Damit haben Abitbol und Eco sicherlich auch Recht, denn in Europa wird
gerade mit dem Beitritt der neuen Mitgliedsländern mehr denn je
übersetzt. Möglicherweise gibt es, sollte Zypern doch noch sich
vereinigen, bald nicht mehr 11 wie bisher, sondern 21 Sprachen,
darunter dann auch schon Türkisch. Aber auch schon 20 Sprachen, in die
offizielle Dokumente übersetzt werden müssen, sind schon eine ganze
Menge mitsamt der möglichen Kombinationen (französisch-deutsch,
französisch-englisch etc.). Für das Europäische Parlament müssen alle
Äußerungen in alle Sprachen übersetzt werden. Schon jetzt werden die
Debatten dadurch gegenüber Aussprachen in den nationalen Parlamenten
erschwert, weil stets Verzögerungen eintreten. Im Parlament befinden
sich bereits 27 Übersetzungskabinen.
Der europäische Turm zu Babel oder der Zwang zur sprachlichen
Vereinheitlichung
Allein die Europäische Kommission beschäftigt [3] schon jetzt 1.300
Übersetzer, die jährlich 1,5 Millionen Seiten in die bislang
existierenden 11 Sprachen übersetzen. Vermutlich wird sich demnächst
die Zahl der Übersetzer fast verdoppeln müssen, während die
Übersetzungskosten von 230 auf 320 Millionen Euro bei der Kommission
und insgesamt in der EU von jetzt 550 Millionen auf 800 Millionen Euro
ansteigen. Für jede zusätzliche Sprache müssen 110 Personen eingestellt
werden. Zudem dürften damit auch Ungenauigkeiten oder Ambivalenzen
durch Übersetzungen zunehmen. Kleinere Sprachen werden nicht direkt in
alle anderen Sprachen übersetzt, sondern erst einmal in eine "größere"
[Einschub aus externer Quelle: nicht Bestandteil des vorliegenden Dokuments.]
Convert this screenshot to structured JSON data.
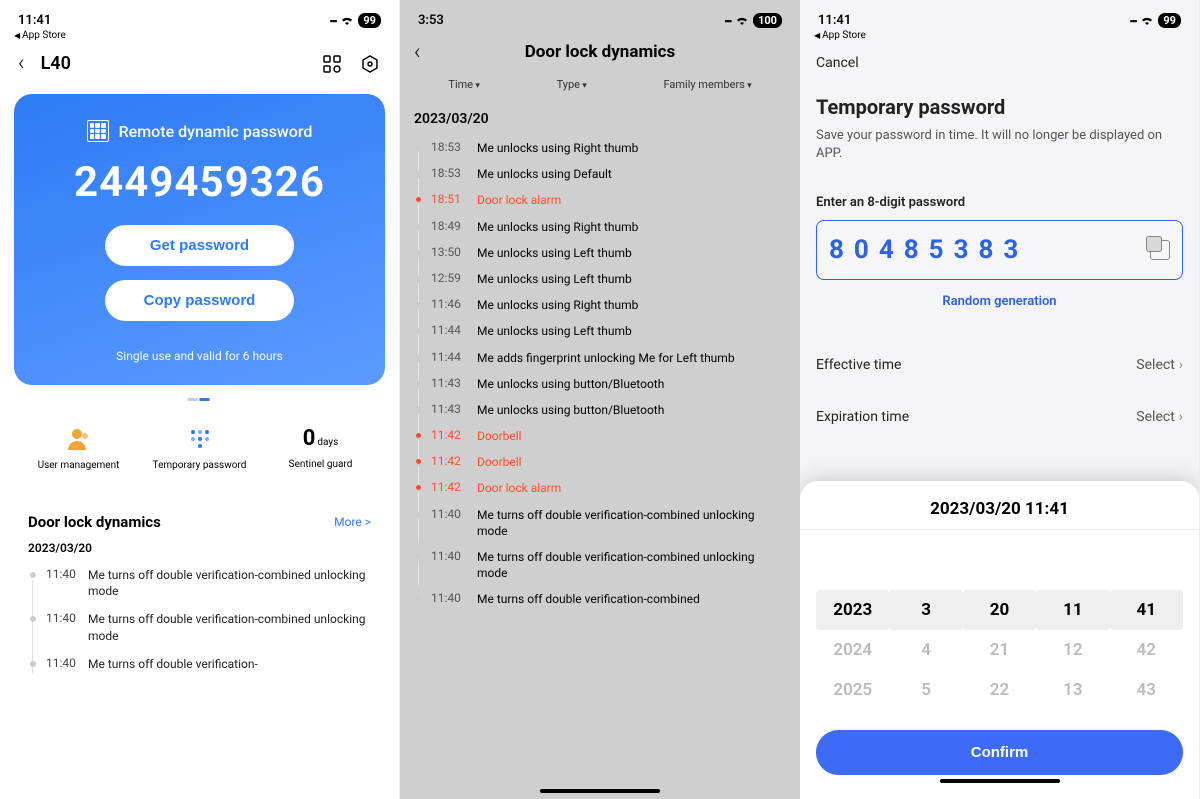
{
  "screen1": {
    "status": {
      "time": "11:41",
      "back_app": "App Store",
      "battery": "99"
    },
    "nav": {
      "title": "L40"
    },
    "card": {
      "title": "Remote dynamic password",
      "code": "2449459326",
      "get_btn": "Get password",
      "copy_btn": "Copy password",
      "footer": "Single use and valid for 6 hours"
    },
    "menu": {
      "user_mgmt": "User management",
      "temp_pw": "Temporary password",
      "sentinel_value": "0",
      "sentinel_unit": "days",
      "sentinel_label": "Sentinel guard"
    },
    "dynamics": {
      "title": "Door lock dynamics",
      "more": "More >",
      "date": "2023/03/20",
      "rows": [
        {
          "time": "11:40",
          "msg": "Me turns off double verification-combined unlocking mode"
        },
        {
          "time": "11:40",
          "msg": "Me turns off double verification-combined unlocking mode"
        },
        {
          "time": "11:40",
          "msg": "Me turns off double verification-"
        }
      ]
    }
  },
  "screen2": {
    "status": {
      "time": "3:53",
      "battery": "100"
    },
    "title": "Door lock dynamics",
    "filters": {
      "time": "Time",
      "type": "Type",
      "family": "Family members"
    },
    "date": "2023/03/20",
    "rows": [
      {
        "time": "18:53",
        "msg": "Me unlocks using  Right thumb",
        "alarm": false
      },
      {
        "time": "18:53",
        "msg": "Me unlocks using Default",
        "alarm": false
      },
      {
        "time": "18:51",
        "msg": "Door lock alarm",
        "alarm": true
      },
      {
        "time": "18:49",
        "msg": "Me unlocks using  Right thumb",
        "alarm": false
      },
      {
        "time": "13:50",
        "msg": "Me unlocks using  Left thumb",
        "alarm": false
      },
      {
        "time": "12:59",
        "msg": "Me unlocks using  Left thumb",
        "alarm": false
      },
      {
        "time": "11:46",
        "msg": "Me unlocks using  Right thumb",
        "alarm": false
      },
      {
        "time": "11:44",
        "msg": "Me unlocks using  Left thumb",
        "alarm": false
      },
      {
        "time": "11:44",
        "msg": "Me adds fingerprint unlocking Me for Left thumb",
        "alarm": false
      },
      {
        "time": "11:43",
        "msg": "Me unlocks using button/Bluetooth",
        "alarm": false
      },
      {
        "time": "11:43",
        "msg": "Me unlocks using button/Bluetooth",
        "alarm": false
      },
      {
        "time": "11:42",
        "msg": "Doorbell",
        "alarm": true
      },
      {
        "time": "11:42",
        "msg": "Doorbell",
        "alarm": true
      },
      {
        "time": "11:42",
        "msg": "Door lock alarm",
        "alarm": true
      },
      {
        "time": "11:40",
        "msg": "Me turns off double verification-combined unlocking mode",
        "alarm": false
      },
      {
        "time": "11:40",
        "msg": "Me turns off double verification-combined unlocking mode",
        "alarm": false
      },
      {
        "time": "11:40",
        "msg": "Me turns off double verification-combined",
        "alarm": false
      }
    ]
  },
  "screen3": {
    "status": {
      "time": "11:41",
      "back_app": "App Store",
      "battery": "99"
    },
    "cancel": "Cancel",
    "title": "Temporary password",
    "subtitle": "Save your password in time. It will no longer be displayed on APP.",
    "pw_label": "Enter an 8-digit password",
    "pw_value": "80485383",
    "random": "Random generation",
    "effective": {
      "label": "Effective time",
      "value": "Select"
    },
    "expiration": {
      "label": "Expiration time",
      "value": "Select"
    },
    "sheet": {
      "title": "2023/03/20 11:41",
      "cols": [
        {
          "selected": "2023",
          "next": [
            "2024",
            "2025"
          ]
        },
        {
          "selected": "3",
          "next": [
            "4",
            "5"
          ]
        },
        {
          "selected": "20",
          "next": [
            "21",
            "22"
          ]
        },
        {
          "selected": "11",
          "next": [
            "12",
            "13"
          ]
        },
        {
          "selected": "41",
          "next": [
            "42",
            "43"
          ]
        }
      ],
      "confirm": "Confirm"
    }
  }
}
und aus dieser wieder in die restlichen "kleinen".
Für ein Zusammenwachsen Europas wäre es - neben der Kostenersparnis -
natürlich besser, wenn sich alle Bürger über eine gemeinsame Sprache
verständigen könnten. Noch aber sprechen angeblich 200 der 380
Millionen EU-Bürger, so Karl-Johan Loennroth, Generaldirektor der
Übersetzungsabteilung [4] (DGT) der Kommission und der weltweit größte
Übersetzungsdienst, nur ihre eigene Sprache. Die Mehrsprachigkeit in
der EU wurde im Grundlagenvertrag garantiert. Die gesamten Rechtstexte
müssen in allen Sprachen vorliegen. Alle EU-Bürger können in ihrer
Sprache an EU-Institutionen schreiben, die wieder in dieser Sprache
antworten müssen. Allerdings müssen die EU-Angestellten Englisch,
Französisch und Deutsch als Arbeitssprachen beherrschen.
Schon lange schwelt der Konflikt, welche Sprachen in der EU dominant
sein sollen. Englisch dürfte sich aller Wahrscheinlich durchsetzen.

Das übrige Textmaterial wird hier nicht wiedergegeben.